Many thanks to editor John Griswold for letting me come play in The McNeese Review's cool new Rec Room.
April 27, 2012, 11:50 a.m.Categories: Nonfiction, Review
Many thanks to Chris Narozny for reading (and recommending) Pacazo: “Roy Kesey’s Pacazo offers just about everything you could ever think to love in a novel: a narrator with a keen mind and a messy life; paragraphs that, structurally, move like sonnets; and a clearly delineated plot serving as a kind of mooring post for digressions that, in true Cervantean fashion, are not digressions at all but rather the real substance of the book... This is the best novel I’ve read in a long while.”
April 11, 2012, 11:41 a.m.Categories: Novels, Pacazo, Peru, Review
Many thanks to Allan Jones and Uncut Magazine for an amazing review of Pacazo in their May issue: "500 pages of mesmerisingly wrought anguish, violence and derangement reminiscent of the best of Robert Stone or Denis Johnson. (…) There's an hallucinatory quality to much of Kesey's writing, feverish connections made between Segovia's present and Peru's past, ...tenses blurred and overlapping, then and now becoming one in stunning juxtaposition."
Some great news - big ups for Pacazo from Malcolm Forbes in this weekend's Times Literary Supplement: “Pacazo is a richly capacious book... a full-blown affair which, once we sift and filter the exhaustive detail, reveals itself to be a searching study of love, loss and the corrupting and redemptive power of time.”
Twice in the past four years, Mr B's Emporium of Reading Delights (Bath, England) has been named the U.K's Independent Bookseller of the Year. Also, they really like Pacazo. Coincidence? You be the judge. And many thanks to Lucinda Corby for the kind words: “This is a book of great ambition and scope - including in terms of the writing style itself.”

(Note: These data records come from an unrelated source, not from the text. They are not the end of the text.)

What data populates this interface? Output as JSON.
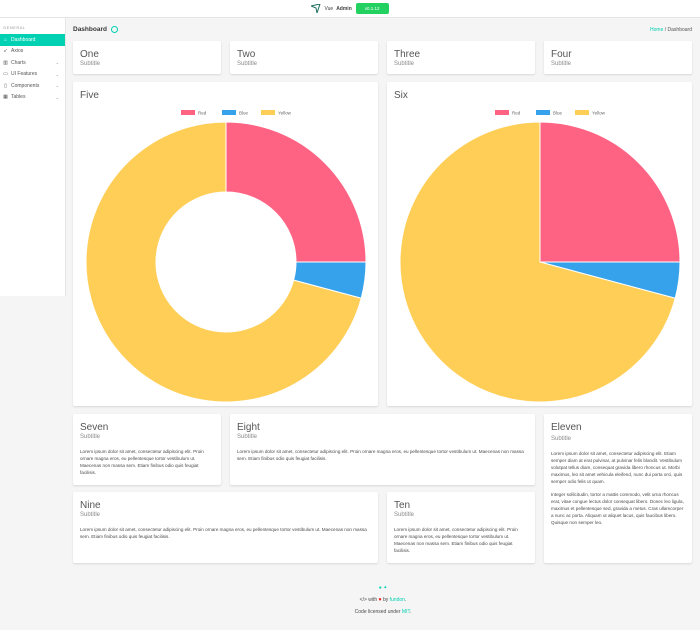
{
  "topbar": {
    "brand_prefix": "Vue",
    "brand_bold": "Admin",
    "version": "v0.1.12"
  },
  "sidebar": {
    "section": "GENERAL",
    "items": [
      {
        "label": "Dashboard",
        "icon": "home-icon",
        "active": true
      },
      {
        "label": "Axios",
        "icon": "rocket-icon"
      },
      {
        "label": "Charts",
        "icon": "bar-chart-icon",
        "expandable": true
      },
      {
        "label": "UI Features",
        "icon": "laptop-icon",
        "expandable": true
      },
      {
        "label": "Components",
        "icon": "cube-icon",
        "expandable": true
      },
      {
        "label": "Tables",
        "icon": "table-icon",
        "expandable": true
      }
    ]
  },
  "header": {
    "title": "Dashboard",
    "breadcrumb": {
      "home": "Home",
      "sep": " / ",
      "current": "Dashboard"
    }
  },
  "cards": {
    "one": {
      "title": "One",
      "subtitle": "Subtitle"
    },
    "two": {
      "title": "Two",
      "subtitle": "Subtitle"
    },
    "three": {
      "title": "Three",
      "subtitle": "Subtitle"
    },
    "four": {
      "title": "Four",
      "subtitle": "Subtitle"
    },
    "five": {
      "title": "Five"
    },
    "six": {
      "title": "Six"
    },
    "seven": {
      "title": "Seven",
      "subtitle": "Subtitle",
      "text": "Lorem ipsum dolor sit amet, consectetur adipiscing elit. Proin ornare magna eros, eu pellentesque tortor vestibulum ut. Maecenas non massa sem. Etiam finibus odio quis feugiat facilisis."
    },
    "eight": {
      "title": "Eight",
      "subtitle": "Subtitle",
      "text": "Lorem ipsum dolor sit amet, consectetur adipiscing elit. Proin ornare magna eros, eu pellentesque tortor vestibulum ut. Maecenas non massa sem. Etiam finibus odio quis feugiat facilisis."
    },
    "nine": {
      "title": "Nine",
      "subtitle": "Subtitle",
      "text": "Lorem ipsum dolor sit amet, consectetur adipiscing elit. Proin ornare magna eros, eu pellentesque tortor vestibulum ut. Maecenas non massa sem. Etiam finibus odio quis feugiat facilisis."
    },
    "ten": {
      "title": "Ten",
      "subtitle": "Subtitle",
      "text": "Lorem ipsum dolor sit amet, consectetur adipiscing elit. Proin ornare magna eros, eu pellentesque tortor vestibulum ut. Maecenas non massa sem. Etiam finibus odio quis feugiat facilisis."
    },
    "eleven": {
      "title": "Eleven",
      "subtitle": "Subtitle",
      "text1": "Lorem ipsum dolor sit amet, consectetur adipiscing elit. Etiam semper diam at erat pulvinar, at pulvinar felis blandit. Vestibulum volutpat tellus diam, consequat gravida libero rhoncus ut. Morbi maximus, leo sit amet vehicula eleifend, nunc dui porta orci, quis semper odio felis ut quam.",
      "text2": "Integer sollicitudin, tortor a mattis commodo, velit urna rhoncus erat, vitae congue lectus dolor consequat libero. Donec leo ligula, maximus et pellentesque sed, gravida a metus. Cras ullamcorper a nunc ac porta. Aliquam ut aliquet lacus, quis faucibus libero. Quisque non semper leo."
    }
  },
  "chart_data": [
    {
      "type": "doughnut",
      "categories": [
        "Red",
        "Blue",
        "Yellow"
      ],
      "values": [
        300,
        50,
        850
      ],
      "colors": [
        "#ff6384",
        "#36a2eb",
        "#ffce56"
      ],
      "legend": "top"
    },
    {
      "type": "pie",
      "categories": [
        "Red",
        "Blue",
        "Yellow"
      ],
      "values": [
        300,
        50,
        850
      ],
      "colors": [
        "#ff6384",
        "#36a2eb",
        "#ffce56"
      ],
      "legend": "top"
    }
  ],
  "footer": {
    "with": "with",
    "by": "by",
    "author": "fundon",
    "period": ".",
    "license_prefix": "Code licensed under ",
    "license": "MIT",
    "license_suffix": "."
  }
}
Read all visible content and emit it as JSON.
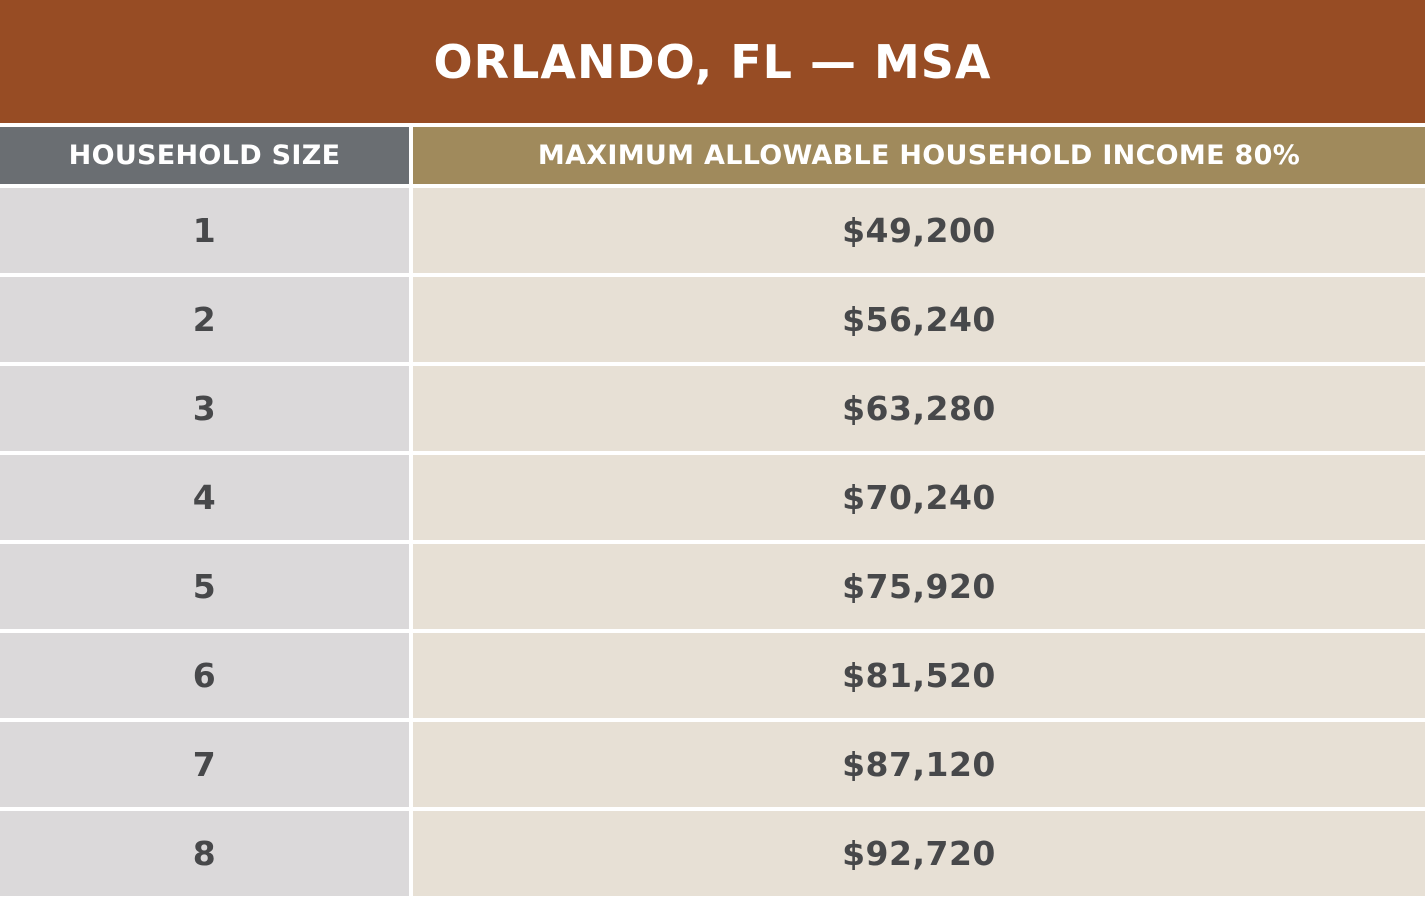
{
  "title": "ORLANDO, FL — MSA",
  "columns": {
    "household_size": "HOUSEHOLD SIZE",
    "max_income": "MAXIMUM ALLOWABLE HOUSEHOLD INCOME 80%"
  },
  "rows": [
    {
      "size": "1",
      "income": "$49,200"
    },
    {
      "size": "2",
      "income": "$56,240"
    },
    {
      "size": "3",
      "income": "$63,280"
    },
    {
      "size": "4",
      "income": "$70,240"
    },
    {
      "size": "5",
      "income": "$75,920"
    },
    {
      "size": "6",
      "income": "$81,520"
    },
    {
      "size": "7",
      "income": "$87,120"
    },
    {
      "size": "8",
      "income": "$92,720"
    }
  ],
  "colors": {
    "title_bg": "#974c24",
    "size_header_bg": "#6a6e72",
    "income_header_bg": "#a08a5c",
    "size_cell_bg": "#dbd9da",
    "income_cell_bg": "#e7e0d5",
    "cell_text": "#47484a"
  }
}
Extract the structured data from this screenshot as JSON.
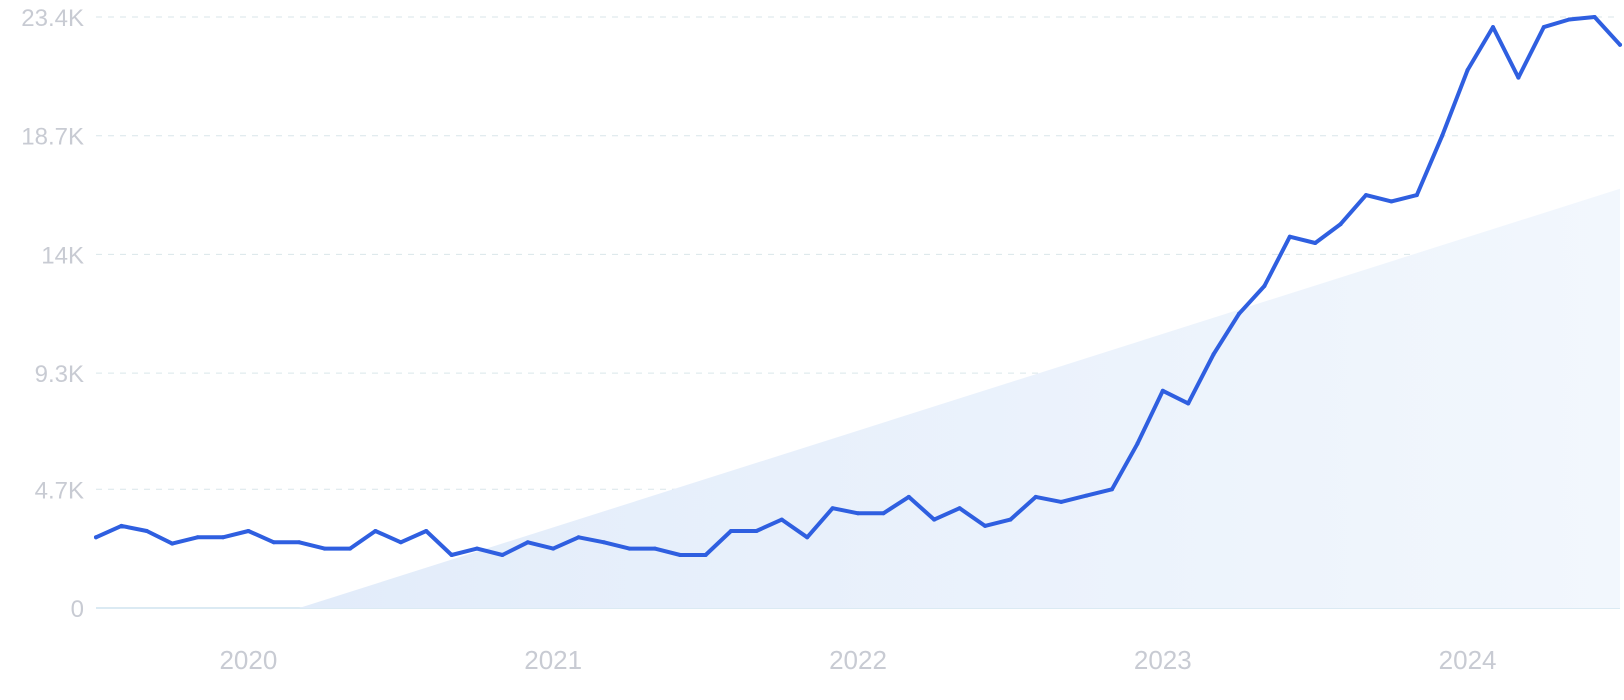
{
  "chart_data": {
    "type": "line",
    "title": "",
    "xlabel": "",
    "ylabel": "",
    "ylim": [
      0,
      23400
    ],
    "yticks": [
      0,
      4700,
      9300,
      14000,
      18700,
      23400
    ],
    "ytick_labels": [
      "0",
      "4.7K",
      "9.3K",
      "14K",
      "18.7K",
      "23.4K"
    ],
    "xticks": [
      "2020-01",
      "2021-01",
      "2022-01",
      "2023-01",
      "2024-01"
    ],
    "xtick_labels": [
      "2020",
      "2021",
      "2022",
      "2023",
      "2024"
    ],
    "xlim": [
      "2019-07",
      "2024-07"
    ],
    "grid": true,
    "legend": "none",
    "colors": {
      "line": "#2f5fe0",
      "trend_fill": "#e4eefb",
      "grid": "#d9e6ea",
      "tick_label": "#c8cbd3"
    },
    "trend": {
      "x": [
        "2020-03",
        "2024-07"
      ],
      "y": [
        0,
        16600
      ]
    },
    "series": [
      {
        "x": [
          "2019-07",
          "2019-08",
          "2019-09",
          "2019-10",
          "2019-11",
          "2019-12",
          "2020-01",
          "2020-02",
          "2020-03",
          "2020-04",
          "2020-05",
          "2020-06",
          "2020-07",
          "2020-08",
          "2020-09",
          "2020-10",
          "2020-11",
          "2020-12",
          "2021-01",
          "2021-02",
          "2021-03",
          "2021-04",
          "2021-05",
          "2021-06",
          "2021-07",
          "2021-08",
          "2021-09",
          "2021-10",
          "2021-11",
          "2021-12",
          "2022-01",
          "2022-02",
          "2022-03",
          "2022-04",
          "2022-05",
          "2022-06",
          "2022-07",
          "2022-08",
          "2022-09",
          "2022-10",
          "2022-11",
          "2022-12",
          "2023-01",
          "2023-02",
          "2023-03",
          "2023-04",
          "2023-05",
          "2023-06",
          "2023-07",
          "2023-08",
          "2023-09",
          "2023-10",
          "2023-11",
          "2023-12",
          "2024-01",
          "2024-02",
          "2024-03",
          "2024-04",
          "2024-05",
          "2024-06",
          "2024-07"
        ],
        "values": [
          2800,
          3250,
          3050,
          2550,
          2800,
          2800,
          3050,
          2600,
          2600,
          2350,
          2350,
          3050,
          2600,
          3050,
          2100,
          2350,
          2100,
          2600,
          2350,
          2800,
          2600,
          2350,
          2350,
          2100,
          2100,
          3050,
          3050,
          3500,
          2800,
          3950,
          3750,
          3750,
          4400,
          3500,
          3950,
          3250,
          3500,
          4400,
          4200,
          4450,
          4700,
          6500,
          8600,
          8100,
          10050,
          11650,
          12750,
          14700,
          14450,
          15200,
          16350,
          16100,
          16350,
          18700,
          21300,
          23000,
          21000,
          23000,
          23300,
          23400,
          22300
        ]
      }
    ]
  }
}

Many thanks to William Rycroft for his kind words for Pacazo at the great Australian arts and entertainment site, The Blurb: “...it is surprising how many times the real blows to the gut come from a single sentence or image.”
Just found out that the philosopher Jonathan Barnes had kind words for Pacazo in an article called "Five First Novels" in the February 2012 issue of Literary Review:
"Although this is the kind of story that purposefully withholds any particular closure, it is not without considerable rewards. Kesey excels at evoking the geography of the country ... and at describing its venomous wildlife.”
Many thanks to John Self: "Loosening the ties of chronology, Kesey achieves extraordinary effects by twisting time frames together, so that within the same paragraph, he can simultaneously relate the "now" of the narrative, the narrator's memories, and historical events. This is three-dimensional storytelling, enhanced repeatedly by a neat trick something like the literary equivalent of Stanley Kubrick's bone-to-space-station jump cut in 2001."
March 3, 2012, 12:06 p.m.Categories: History, Pacazo, Review
From Kate Saunders: "Roy Kesey’s book, set in the ancient city of Piura, is big, intelligent and wonderfully original."
February 11, 2012, 12:05 a.m.Categories: Novels, Pacazo, Review
From Siobhan Murphy: “A virtuoso display of putting your reader comprehensively through the wringer... This obsessive hunt for justice is utterly convincing.” Elsewhere Metro lists Pacazo as one of the Top 10 Things to Do this Week-end.